Mevlid, Hz. Muhammed’in yaşamının önemli olaylarını konu alan bir methiyedir. Bunlar ayrı bölümlerde anlatılmıştır. Allah’a yalvarış Münâcât, Hz. Muhammed’in doğuşu Velâdet, peygamber oluşu Risâlet, ruhânî ve cismânî olarak arşa çıkması Mîrac, vefâtı Rıhlet ve en son Duâ olmak üzere 6 bölüme ayrılır. Mesnevî tarzında yazılmış, 800 beyte yakın olan eser, aruzun “Fâilâtün, Fâilâtûn, Fâilun” ölçüsündedir. Kimi bölümlerde tekdüzelikten kurtulmak için ölçü değiştirilmiştir. Peygamberin niteliklerini anlatan bölümlerin dışında, son derece açık bir dille yazılmıştır. Türkçe’nin aruz kalıplarıyla başarılı bir biçimde kullanıldığı ilk örneklerdendir.

Mevlid’in birçok yazma ve basma nüshası vardır. Bunların çoğu birbirinden farklı olduğu gibi, beyit sayıları da değişiktir. Çoğunun sonuna Mevlid’le ilgisi olmayan “Hikâye-i Deve”, “Hikâye-i Güvercin”, “Hikâye-i Geyik”, “Hikâye-i Kesikbaş”, “Vefat-ı Fatıma”, “Destan-ı İbrahim” gibi dini konulu, manzum küçük öyküler de eklenmiştir.

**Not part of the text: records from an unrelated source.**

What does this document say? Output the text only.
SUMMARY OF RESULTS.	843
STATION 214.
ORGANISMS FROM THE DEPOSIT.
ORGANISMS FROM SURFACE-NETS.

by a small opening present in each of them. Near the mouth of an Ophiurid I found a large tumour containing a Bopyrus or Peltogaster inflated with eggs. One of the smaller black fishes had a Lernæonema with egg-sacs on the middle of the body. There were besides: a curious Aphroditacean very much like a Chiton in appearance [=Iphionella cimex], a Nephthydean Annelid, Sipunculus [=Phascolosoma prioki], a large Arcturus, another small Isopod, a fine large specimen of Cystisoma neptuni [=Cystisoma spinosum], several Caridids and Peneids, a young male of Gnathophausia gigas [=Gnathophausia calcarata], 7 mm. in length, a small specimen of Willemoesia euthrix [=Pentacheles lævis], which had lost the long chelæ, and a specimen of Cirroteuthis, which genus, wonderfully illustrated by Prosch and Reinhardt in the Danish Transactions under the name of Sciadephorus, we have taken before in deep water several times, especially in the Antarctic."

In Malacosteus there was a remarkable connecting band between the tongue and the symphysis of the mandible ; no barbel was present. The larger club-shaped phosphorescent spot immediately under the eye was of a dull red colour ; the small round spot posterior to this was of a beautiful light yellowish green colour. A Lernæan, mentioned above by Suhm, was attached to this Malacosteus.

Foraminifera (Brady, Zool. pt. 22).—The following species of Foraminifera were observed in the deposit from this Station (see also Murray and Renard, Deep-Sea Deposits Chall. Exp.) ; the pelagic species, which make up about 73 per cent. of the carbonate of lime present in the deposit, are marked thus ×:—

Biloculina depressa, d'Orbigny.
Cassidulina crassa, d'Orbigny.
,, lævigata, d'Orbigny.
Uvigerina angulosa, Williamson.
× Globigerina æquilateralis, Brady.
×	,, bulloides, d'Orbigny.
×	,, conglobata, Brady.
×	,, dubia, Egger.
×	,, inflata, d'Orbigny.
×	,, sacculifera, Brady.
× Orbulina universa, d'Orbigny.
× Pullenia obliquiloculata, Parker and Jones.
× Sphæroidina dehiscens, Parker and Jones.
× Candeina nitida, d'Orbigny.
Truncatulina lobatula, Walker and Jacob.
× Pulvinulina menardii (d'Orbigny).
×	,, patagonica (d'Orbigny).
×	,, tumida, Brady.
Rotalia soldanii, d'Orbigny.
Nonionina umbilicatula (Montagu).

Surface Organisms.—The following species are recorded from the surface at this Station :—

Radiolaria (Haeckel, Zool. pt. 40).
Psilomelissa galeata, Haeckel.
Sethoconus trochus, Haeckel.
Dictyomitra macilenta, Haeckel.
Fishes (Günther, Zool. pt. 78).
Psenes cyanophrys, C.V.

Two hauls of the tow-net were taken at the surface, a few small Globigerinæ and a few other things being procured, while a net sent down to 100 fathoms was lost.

Süleyman Çelebi Mevlid’ı yazarken, Aşık Paşa’nın Garibnâme’si ile Mustafa Darir’in Siretü’n-Nebi çevirisinin etkisinde kalmıştır.

Şair Ahmed’in 1469’da bitirdiği Mevlid’in bir parçası olan ve peygamberin doğumundan sonra tüm varlıklar tarafından “merhaba” denerek selâmlanmasını anlatan bölüm, sonradan Süleyman Çelebi’nin Mevlid’ine eklenmiştir. Mevlid, Almanca, İngilizce, Rumca, Çerkezce, Tatarca, Kürtçe, Arnavutça, Boşnakça, ile Cava ve Svahili (Doğu Afrika kıyılarında kullanılan bir dil) dillerine de çevrilmiştir.